Desperate Staterwife

Certaines séries ont le défaut de tout de suite vous en évoquer une autre. Cette année, ce n'est pas étonnant outre mesure qu'on ait des relents de Desperate Housewives régulièrement, toutes les chaînes ont leur remake dans la grille. D'ailleurs je vous ai déjà parlé de Army Wives... eh bien voilà, tout le monde a sa variation sur le même thème. La bonne nouvelle, c'est que la ménagère de moins de 50 ans américaine va enfin se reconnaître dans les séries de cette saison, où le jeunisme prend un sacré uppercut.

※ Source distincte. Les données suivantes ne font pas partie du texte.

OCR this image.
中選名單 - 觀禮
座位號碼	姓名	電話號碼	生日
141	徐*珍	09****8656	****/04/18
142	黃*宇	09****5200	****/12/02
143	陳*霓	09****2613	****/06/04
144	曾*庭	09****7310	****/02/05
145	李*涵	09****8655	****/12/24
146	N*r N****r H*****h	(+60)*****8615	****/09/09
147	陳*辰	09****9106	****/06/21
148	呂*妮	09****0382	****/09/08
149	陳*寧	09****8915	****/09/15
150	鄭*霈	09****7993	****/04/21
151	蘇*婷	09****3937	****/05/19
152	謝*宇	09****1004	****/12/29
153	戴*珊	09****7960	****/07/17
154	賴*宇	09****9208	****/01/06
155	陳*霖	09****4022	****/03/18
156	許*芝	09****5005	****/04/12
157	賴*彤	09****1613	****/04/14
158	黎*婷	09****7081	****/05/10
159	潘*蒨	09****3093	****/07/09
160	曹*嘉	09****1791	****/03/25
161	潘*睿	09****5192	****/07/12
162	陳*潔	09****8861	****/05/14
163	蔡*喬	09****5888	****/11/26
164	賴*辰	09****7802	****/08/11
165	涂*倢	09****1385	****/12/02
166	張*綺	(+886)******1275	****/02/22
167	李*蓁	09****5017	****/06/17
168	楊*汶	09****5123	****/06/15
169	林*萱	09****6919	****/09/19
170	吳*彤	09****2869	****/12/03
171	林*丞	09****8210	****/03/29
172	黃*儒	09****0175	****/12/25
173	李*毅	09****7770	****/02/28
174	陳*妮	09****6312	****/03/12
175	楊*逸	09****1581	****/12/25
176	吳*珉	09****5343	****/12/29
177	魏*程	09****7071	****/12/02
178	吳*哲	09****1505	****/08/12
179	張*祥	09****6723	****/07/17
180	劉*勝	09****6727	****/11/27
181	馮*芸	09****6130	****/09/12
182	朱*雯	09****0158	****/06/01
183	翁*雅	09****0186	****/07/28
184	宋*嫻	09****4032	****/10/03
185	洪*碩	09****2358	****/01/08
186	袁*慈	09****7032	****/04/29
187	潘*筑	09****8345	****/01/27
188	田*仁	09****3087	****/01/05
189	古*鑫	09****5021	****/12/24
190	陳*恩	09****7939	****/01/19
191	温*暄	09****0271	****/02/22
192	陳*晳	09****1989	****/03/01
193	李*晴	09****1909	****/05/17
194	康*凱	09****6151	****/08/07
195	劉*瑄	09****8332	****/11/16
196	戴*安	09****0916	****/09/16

C'est Debra Messing qui se commet dans The Starter Wife, objet du post d'aujourd'hui. Arrêtons-nous d'ailleurs sur ce choix de casting : Debra est une plutôt bonne comédienne, et surtout elle est bien bankable, du coup voilà un show taillé sur mesure pour elle. D'abord parce qu'il est léger : nous n'avons pas trop de scènes exagérément dramatiques, même quand elles seraient en droit de l'être, vu que Debra est plus douée dans l'humour (il suffit de voir sa prestation déplorable dans Prey) que dans la tragédie. Ensuite, pas de gags : le temps perdu à refaire inlassablement les prises d'une série qui n'est pas tournée en public est ainsi gagné, et ce, juste parce qu'elle fait partie de ces comédiennes incapables de dire une tirade drôle sans exploser de rire (c'était évident dans Will & Grace mais aussi dans Ned & Stacey). Que reste-t-il ? Un rôle doux-amer qui lui va comme un gant, donc, et qui lui permet d'être efficace.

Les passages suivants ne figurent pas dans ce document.